Mi sento così fortunato ad essere pubblicato da Adelphi! Per molto tempo non avevo un editore in Italia, e il mio agente negli Stati Uniti amava Adelphi e desiderava moltissimo che fossi pubblicato da loro, così per ogni libro che usciva negli Stati Uniti, diceva "Beh, forse Adelphi prenderà questo" e poi finalmente, quando lo hanno fatto e hanno pubblicato Quella sera dorata, eravamo entrambi entusiasti, perché era qualcosa che avevamo sognato e alla fine è successa. Sono molto fortunato ad avere un editore così bravo.

Non so se hai visto la protesta a Torino, cosa ne pensi della libertà degli intellettuali, dell'intromissione del potere? Ne è mai stato vittima?

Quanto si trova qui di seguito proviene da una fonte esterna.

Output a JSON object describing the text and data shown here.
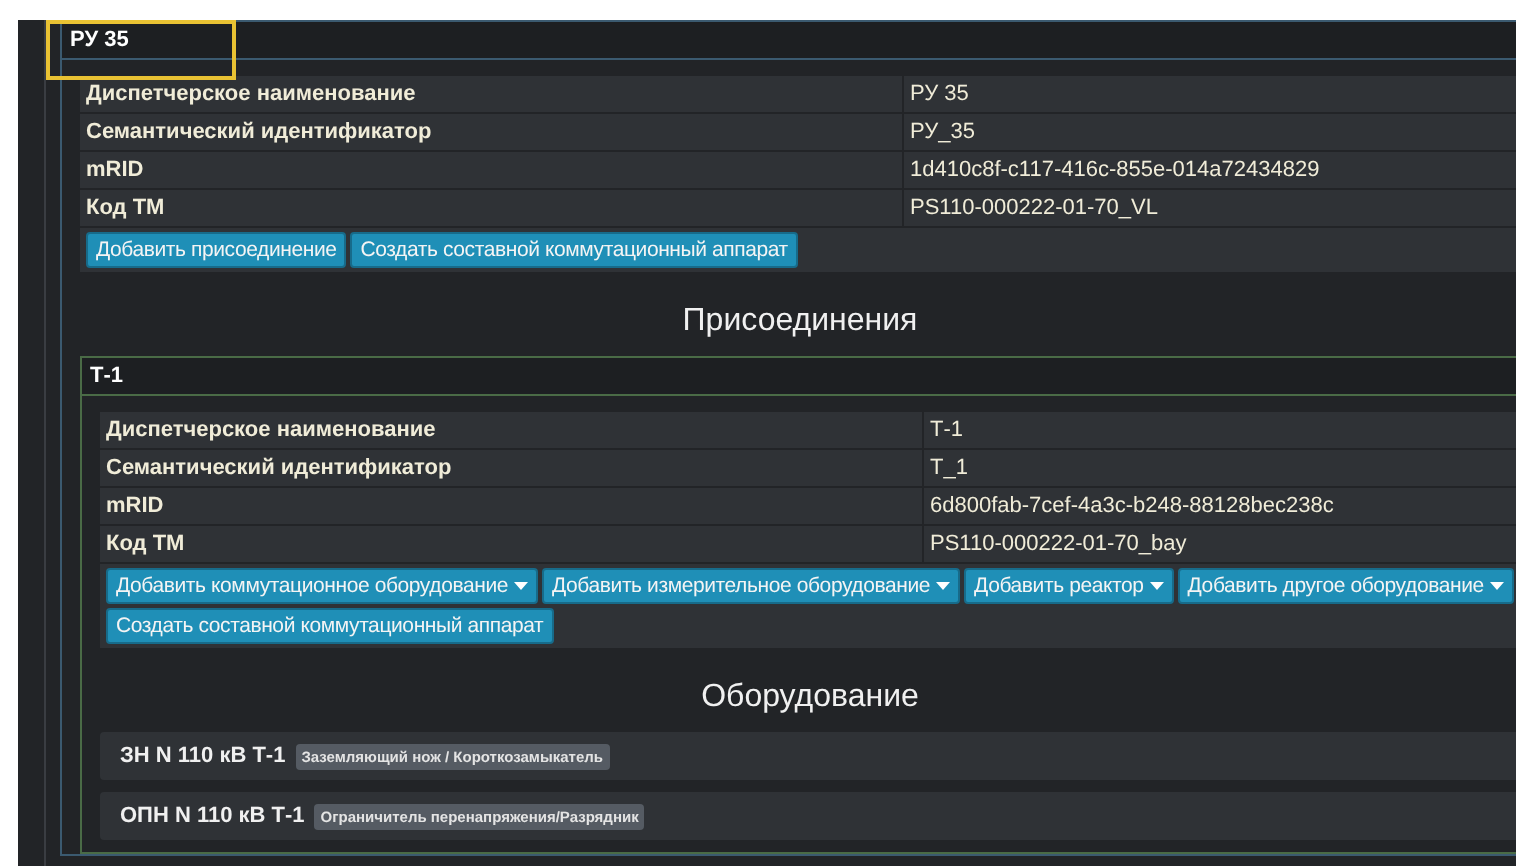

Sento che stiamo vivendo in un momento molto ostile nei confronti sia delle arti che delle libertà civili. Ed è angosciante e spaventoso: già è abbastanza difficile essere un artista in una cultura che apprezza l'arte perché ci sono così poche opportunità di condividerla pensa quando quella cultura è ostile a quello che stai facendo o addirittura vuole reprimerlo o censurarlo: è molto triste perché penso che quello che possiamo fare con la cultura è consentire alle persone di esprimersi e condividere i propri pensieri e sentimenti tra loro e credo che questo sia l'unico modo in cui la società può progredire.